方法:在第一阶段,单中心,开放标签研究,患者每2周静脉内接受一次olelumab1500mg(队列1)或3000mg(队列2).
结果:总计,6名患者被纳入研究(每个队列3名),所有6名患者都接受了研究治疗。患者年龄中位数为56.0岁,4/6为男性。所有患者(100%)在研究期间报告不良事件(AE);5名(83.3%)患者报告与研究治疗相关的AE。一名(16.7%)患者报告了与研究治疗无关的3级AE(中性粒细胞计数降低)。没有报告以死亡为结果的不良事件,并且没有患者报告AE或严重AE导致Olumumab停药/剂量中断。没有剂量限制性毒性报告,并且没有患者由于与研究治疗相关的AE而中断。Oleclumab暴露成比例增加剂量。没有患者在8周时实现疾病控制,所有六名患者都发展为进行性疾病。
结论:Oleclumab在患有晚期实体恶性肿瘤的日本成年患者中具有良好的耐受性,并且没有引起意外的安全性问题;随着剂量的增加,Oleclumab暴露增加。与其他药物联合治疗的未来研究是有必要的。
方法:在第一阶段,单中心,开放标签研究,患者每2周静脉内接受一次olelumab1500mg(队列1)或3000mg(队列2).
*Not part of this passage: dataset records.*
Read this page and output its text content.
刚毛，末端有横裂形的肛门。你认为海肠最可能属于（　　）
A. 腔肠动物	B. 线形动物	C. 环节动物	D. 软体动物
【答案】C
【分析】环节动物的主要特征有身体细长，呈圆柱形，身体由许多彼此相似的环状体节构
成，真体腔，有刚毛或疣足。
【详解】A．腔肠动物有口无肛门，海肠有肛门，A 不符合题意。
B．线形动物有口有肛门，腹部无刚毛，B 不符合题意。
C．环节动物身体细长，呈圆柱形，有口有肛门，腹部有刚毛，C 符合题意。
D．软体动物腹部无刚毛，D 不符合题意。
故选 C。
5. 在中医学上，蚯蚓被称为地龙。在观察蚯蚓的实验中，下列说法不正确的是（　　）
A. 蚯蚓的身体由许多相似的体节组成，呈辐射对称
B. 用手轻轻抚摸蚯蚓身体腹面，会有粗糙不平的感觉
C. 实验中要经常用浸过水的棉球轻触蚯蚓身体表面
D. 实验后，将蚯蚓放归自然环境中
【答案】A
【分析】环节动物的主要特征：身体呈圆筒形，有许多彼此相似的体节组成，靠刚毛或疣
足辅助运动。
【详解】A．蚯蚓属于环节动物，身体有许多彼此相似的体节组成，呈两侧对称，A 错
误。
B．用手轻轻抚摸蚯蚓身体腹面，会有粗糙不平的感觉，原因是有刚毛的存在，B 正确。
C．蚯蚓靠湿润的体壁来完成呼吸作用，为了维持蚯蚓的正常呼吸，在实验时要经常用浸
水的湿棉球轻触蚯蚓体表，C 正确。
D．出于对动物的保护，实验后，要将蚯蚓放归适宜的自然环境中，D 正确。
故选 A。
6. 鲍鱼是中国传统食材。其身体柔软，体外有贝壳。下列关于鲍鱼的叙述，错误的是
结果:总计,6名患者被纳入研究(每个队列3名),所有6名患者都接受了研究治疗。患者年龄中位数为56.0岁,4/6为男性。所有患者(100%)在研究期间报告不良事件(AE);5名(83.3%)患者报告与研究治疗相关的AE。一名(16.7%)患者报告了与研究治疗无关的3级AE(中性粒细胞计数降低)。没有报告以死亡为结果的不良事件,并且没有患者报告AE或严重AE导致Olumumab停药/剂量中断。没有剂量限制性毒性报告,并且没有患者由于与研究治疗相关的AE而中断。Oleclumab暴露成比例增加剂量。没有患者在8周时实现疾病控制,所有六名患者都发展为进行性疾病。
结论:Oleclumab在患有晚期实体恶性肿瘤的日本成年患者中具有良好的耐受性,并且没有引起意外的安全性问题;随着剂量的增加,Oleclumab暴露增加。与其他药物联合治疗的未来研究是有必要的。